Luck of the Draw
Apr. 14th, 2009 | 01:10 pm
mood:
busy
Nationals was the weekend before last. Steve and I danced well, I think... overall the dancing is getting better -- ours and, sadly, everyone else's.
We got cut at the quarterfinal in prechamp, frustrating after placing seventh last year. We could have danced better, I think, but we also had the misfortune of having our heat stacked against us. The first group to dance the quarterfinal (ours) was much, much stronger than the second group. And as professional as judges can be, ballroom dancing is always an exercise in subjective comparison judging. So, amidst a week heat, we look pretty good.
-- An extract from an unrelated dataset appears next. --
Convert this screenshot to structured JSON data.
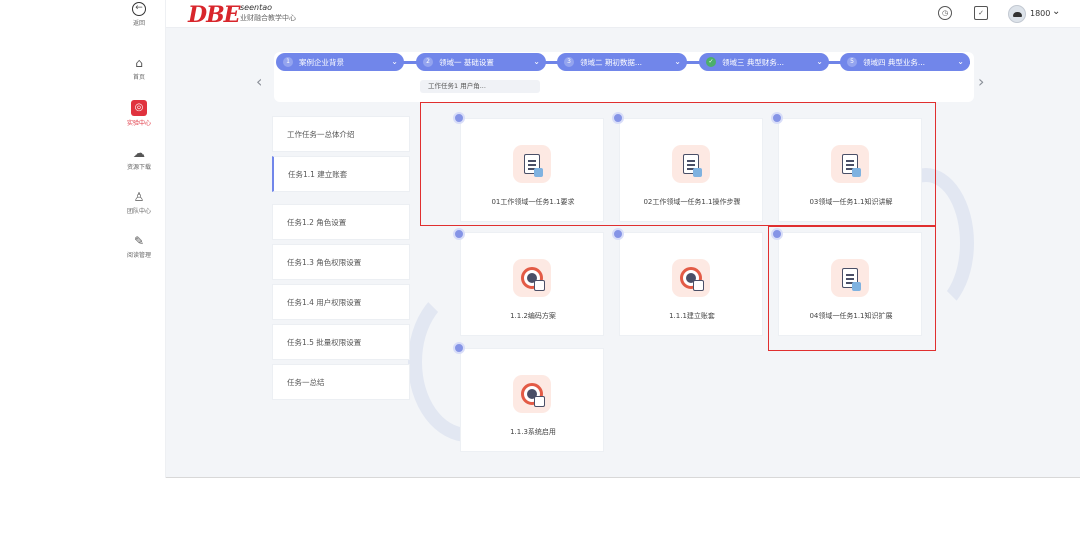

Amidst a strong heat, we look much weaker than we actually are.
Pity, that.
At least we left with dancing that we felt good about, with moments we really really loved, and with a clear sense of our goals (even if they mean we have a lot to work on).
I'm also proud of us for making the time to practice amid very busy lives and complicated schedules. We don't practice as much as I'd like, in a perfect world, and we certainly don't practice rounds as much as I'd like, but it's always good to have something to shoot for. Hopefully we'll be able to start Thursday rounds again once or twice a month now that tax season is coming to a close.
In other news, I put down a deposit for a wedding gown, and I'm thinking about invitations and finalizing a guest list and starting to gear up for full force wedding planning. (Things are happening in fits and starts, but I'm easily distracted by more pressing deadlines). Though that really should wait for another month or so until the present insanity has passed.
To Do lists are becoming very good friends.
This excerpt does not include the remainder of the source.